LONDON (Reuters) - Britain will consider building an east-west high-speed railway between cities in northern England to help boost economic growth outside London, finance minister George Osborne will say on Monday.
Less than a year away from a national election and with his Conservatives trailing by six points in the polls, Osborne’s call to build a “northern powerhouse” will be seen as an attempt to boost the party’s appeal in the opposition Labour party’s northern heartlands.
“The cities of the north are individually strong, but collectively not strong enough ... So the powerhouse of London dominates more and more. And that’s not healthy for our economy. It’s not good for our country,” Osborne will say at a speech in Manchester, according to extracts released in advance.
“We need an ambitious plan to make the cities and towns here in this northern belt radically more connected from east to west ... That means considering a new high-speed rail link.”
Osborne will say the potential link between Manchester and Leeds could be based on the existing rail route, but with trains running faster and with new tunnels and infrastructure.
A connected network of northern cities will provide better jobs and opportunities, Osborne will say.
“In the modern knowledge economy, businesses and entrepreneurial types want to flock together more than ever.
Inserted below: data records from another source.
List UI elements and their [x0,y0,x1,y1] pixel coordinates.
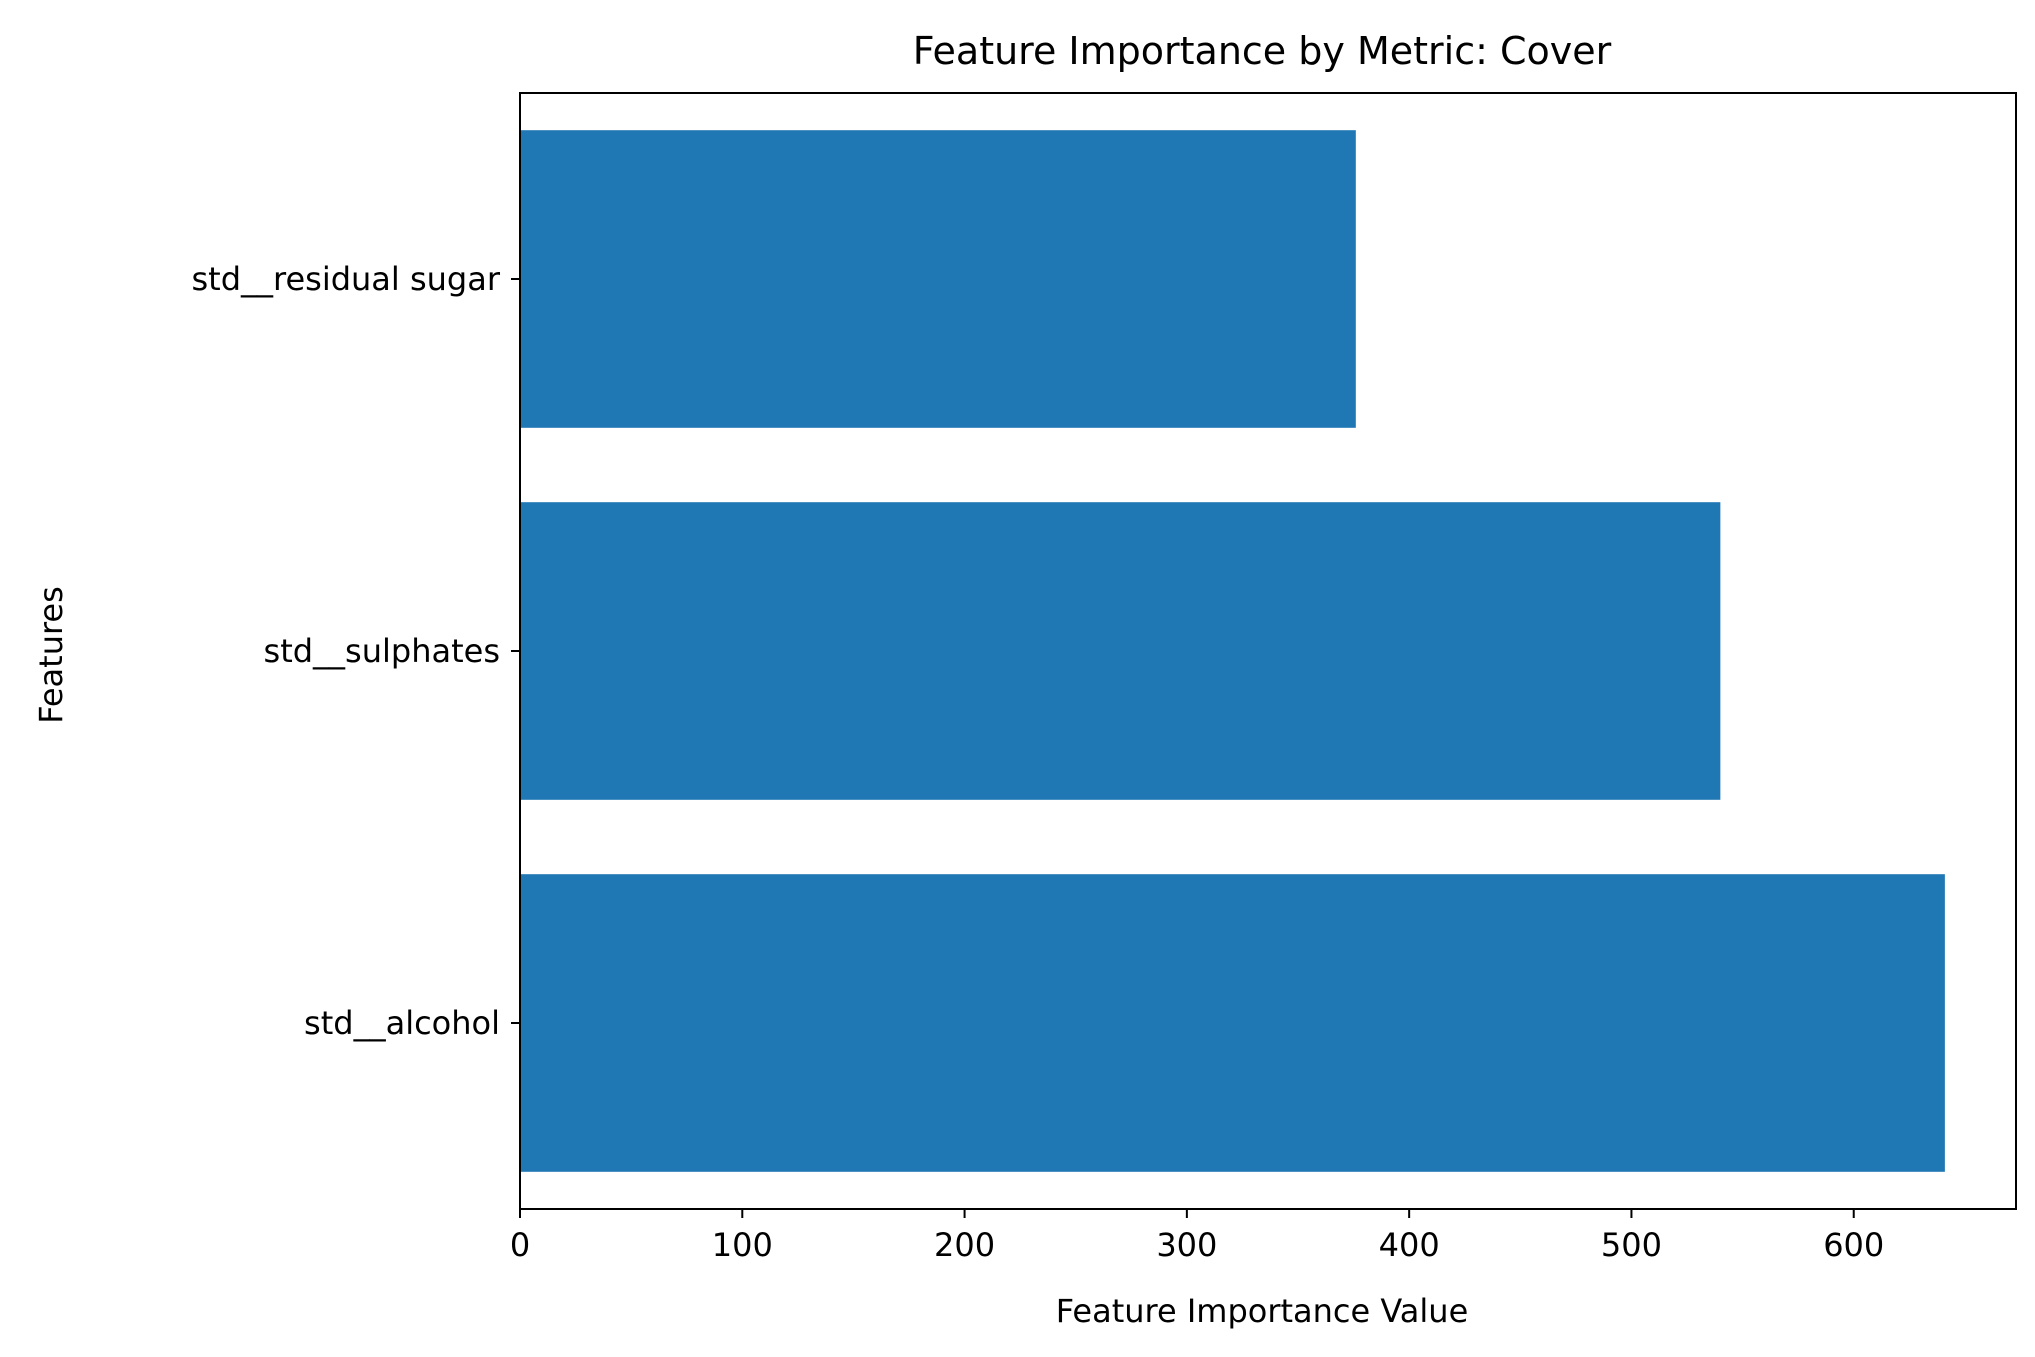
bars-group [520,130,1945,1172]
x-axis-ticks: 0 100 200 300 400 500 600 [510,1209,1884,1264]
chart-title: Feature Importance by Metric: Cover [913,29,1612,73]
x-tick-label: 400 [1379,1226,1440,1264]
x-tick-label: 0 [510,1226,530,1264]
y-tick-label: std__alcohol [304,1004,500,1042]
x-tick-label: 600 [1823,1226,1884,1264]
x-tick-label: 500 [1601,1226,1662,1264]
bar [520,130,1356,428]
y-axis-ticks: std__residual sugar std__sulphates std__al… [191,260,520,1042]
y-tick-label: std__residual sugar [191,260,500,298]
y-tick-label: std__sulphates [264,632,500,670]
x-tick-label: 300 [1156,1226,1217,1264]
y-axis-title: Features [32,586,70,724]
x-tick-label: 100 [712,1226,773,1264]
x-axis-title: Feature Importance Value [1056,1292,1469,1330]
plot-frame [519,92,2017,1210]
x-tick-label: 200 [934,1226,995,1264]
bar [520,502,1721,800]
bar [520,874,1945,1172]
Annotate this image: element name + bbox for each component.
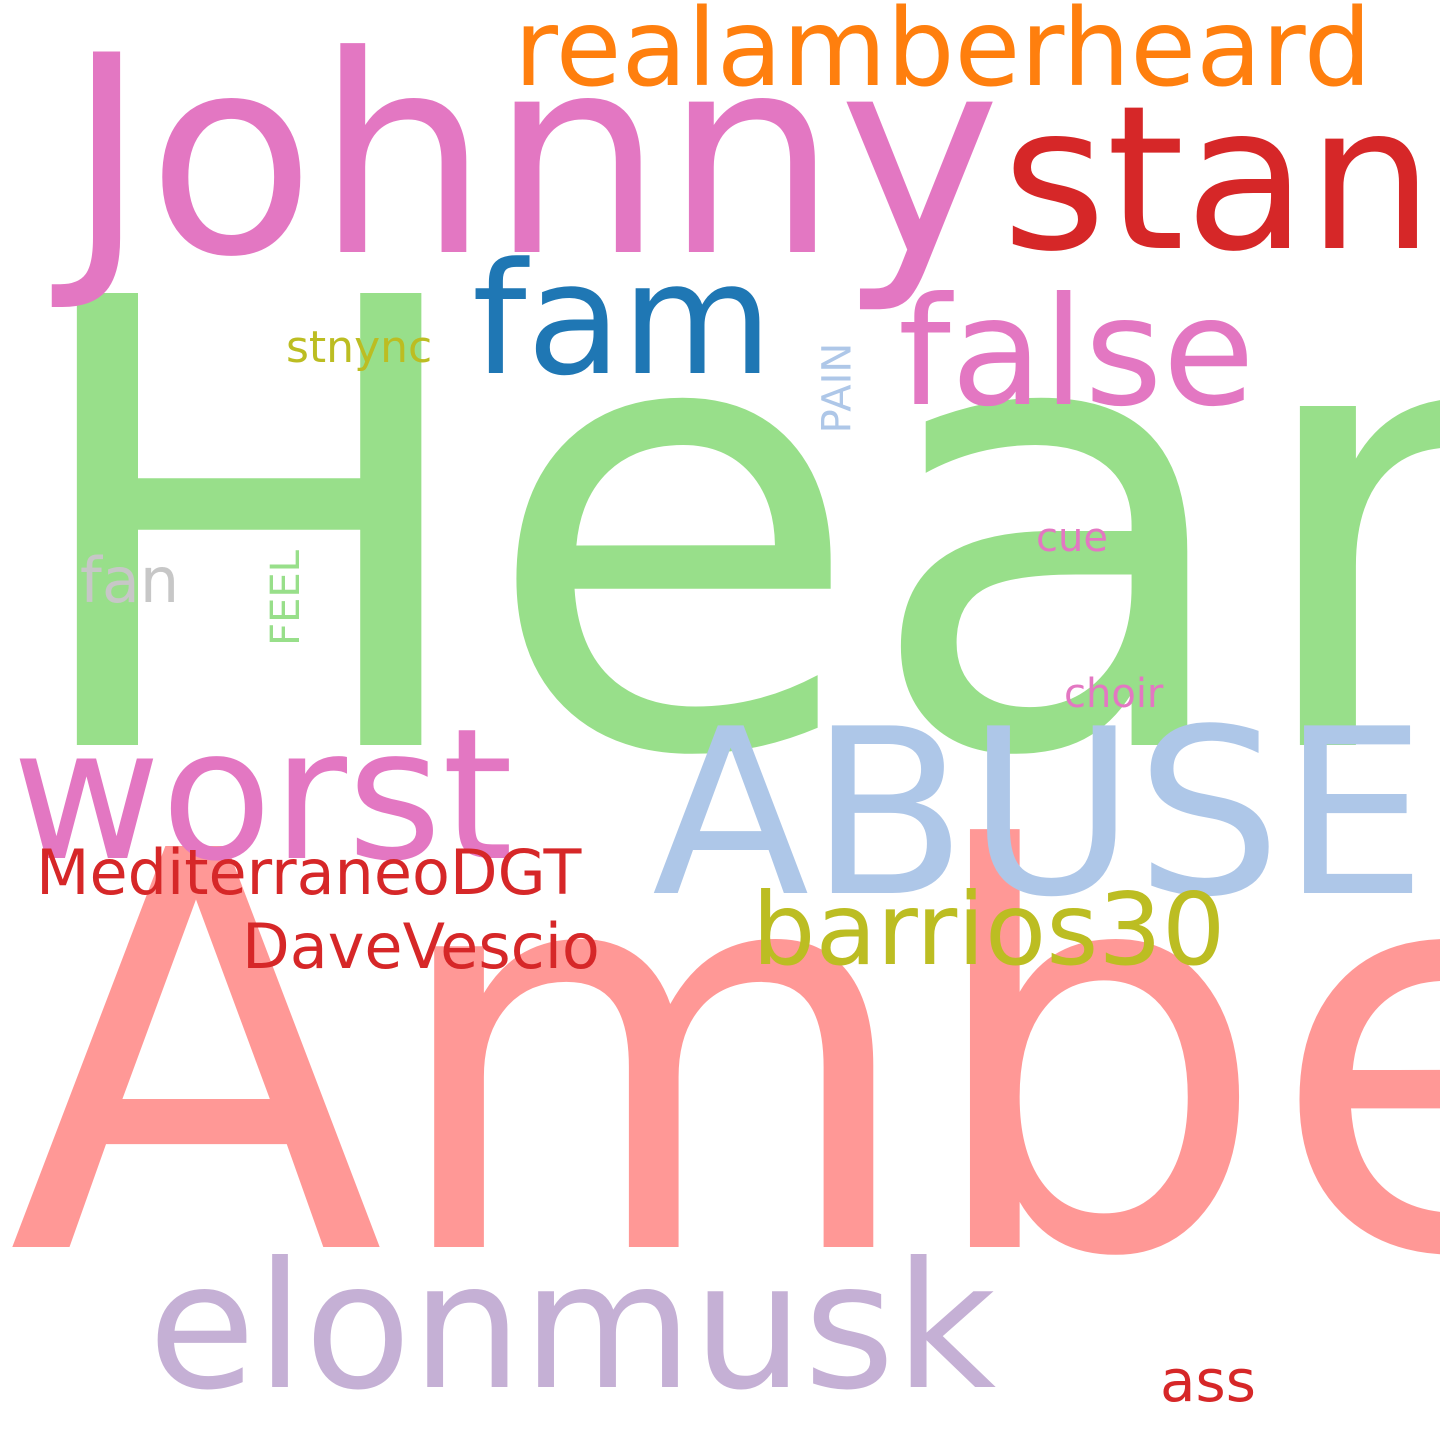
- word-fan: fan: [80, 544, 180, 617]
- word-choir: choir: [1064, 671, 1164, 717]
- word-stnync: stnync: [286, 322, 433, 373]
- word-realamberheard: realamberheard: [514, 0, 1372, 111]
- word-amber: Amber: [8, 736, 1440, 1377]
- word-davevescio: DaveVescio: [242, 910, 600, 983]
- word-cue: cue: [1036, 515, 1108, 561]
- word-stan: stan: [1002, 63, 1434, 296]
- word-feel: FEEL: [262, 550, 309, 646]
- word-heard: Heard: [16, 171, 1440, 892]
- word-fam: fam: [472, 229, 773, 410]
- word-barrios30: barrios30: [752, 871, 1226, 988]
- word-ass: ass: [1160, 1347, 1256, 1415]
- word-mediterraneodgt: MediterraneoDGT: [36, 836, 582, 909]
- word-false: false: [898, 266, 1255, 440]
- word-abuser: ABUSER: [652, 681, 1440, 948]
- word-elonmusk: elonmusk: [148, 1226, 997, 1429]
- word-johnny: Johnny: [66, 0, 1001, 317]
- word-worst: worst: [12, 689, 514, 901]
- word-pain: PAIN: [814, 342, 861, 434]
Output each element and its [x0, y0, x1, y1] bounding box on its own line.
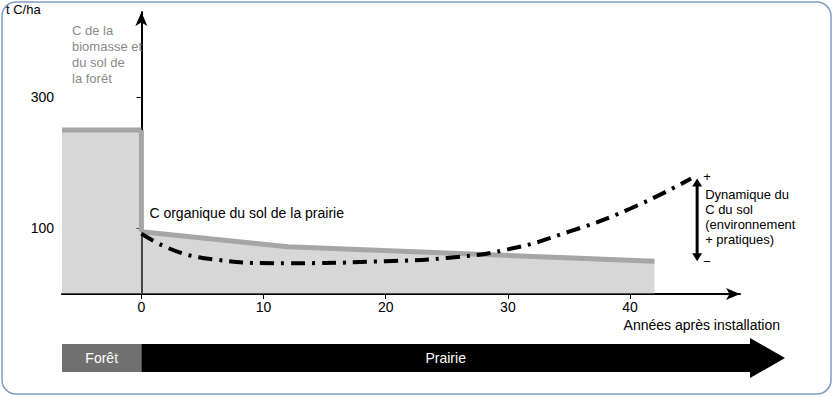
svg-text:C organique du sol de la prair: C organique du sol de la prairie: [149, 205, 344, 221]
svg-text:40: 40: [622, 299, 638, 315]
svg-text:Prairie: Prairie: [425, 350, 466, 366]
svg-text:0: 0: [138, 299, 146, 315]
svg-text:+: +: [703, 169, 711, 184]
svg-text:t C/ha: t C/ha: [6, 2, 41, 17]
svg-text:20: 20: [378, 299, 394, 315]
svg-text:C de la: C de la: [72, 23, 114, 38]
svg-text:100: 100: [31, 220, 55, 236]
svg-text:10: 10: [256, 299, 272, 315]
svg-text:biomasse et: biomasse et: [72, 39, 142, 54]
svg-text:Années après installation: Années après installation: [624, 317, 780, 333]
svg-text:Forêt: Forêt: [85, 350, 118, 366]
svg-text:+ pratiques): + pratiques): [705, 232, 774, 247]
svg-text:Dynamique du: Dynamique du: [705, 187, 789, 202]
svg-text:C du sol: C du sol: [705, 202, 753, 217]
svg-text:(environnement: (environnement: [705, 217, 796, 232]
svg-text:du sol de: du sol de: [72, 55, 125, 70]
svg-text:30: 30: [500, 299, 516, 315]
svg-text:la forêt: la forêt: [72, 71, 112, 86]
svg-text:300: 300: [31, 89, 55, 105]
svg-text:−: −: [703, 254, 711, 269]
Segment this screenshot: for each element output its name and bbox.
To form clusters where they can learn from and spark off each other.”
A north-south high-speed rail connection is already planned, with the first leg of the route between London and Birmingham in central England due to be completed in 2026, and an extension to Leeds and Manchester to be finished by 2033.
Work on the north-south line, which has proved contentious due to the estimated 43 billion pound price tag and a backlash from residents of constituencies along the planned route, is not due to start until 2017.
Labour economy spokesman Ed Balls said in a statement: “We said months ago that we need value for money for the taxpayer and to improve the existing plans to maximise the benefits for the whole country and strengthen the links between northern cities.”
He added: “Nobody will believe the Tories (Conservatives) can deliver the jobs, growth and investment we need for the north of England. Regional growth divides have widened markedly since 2010.”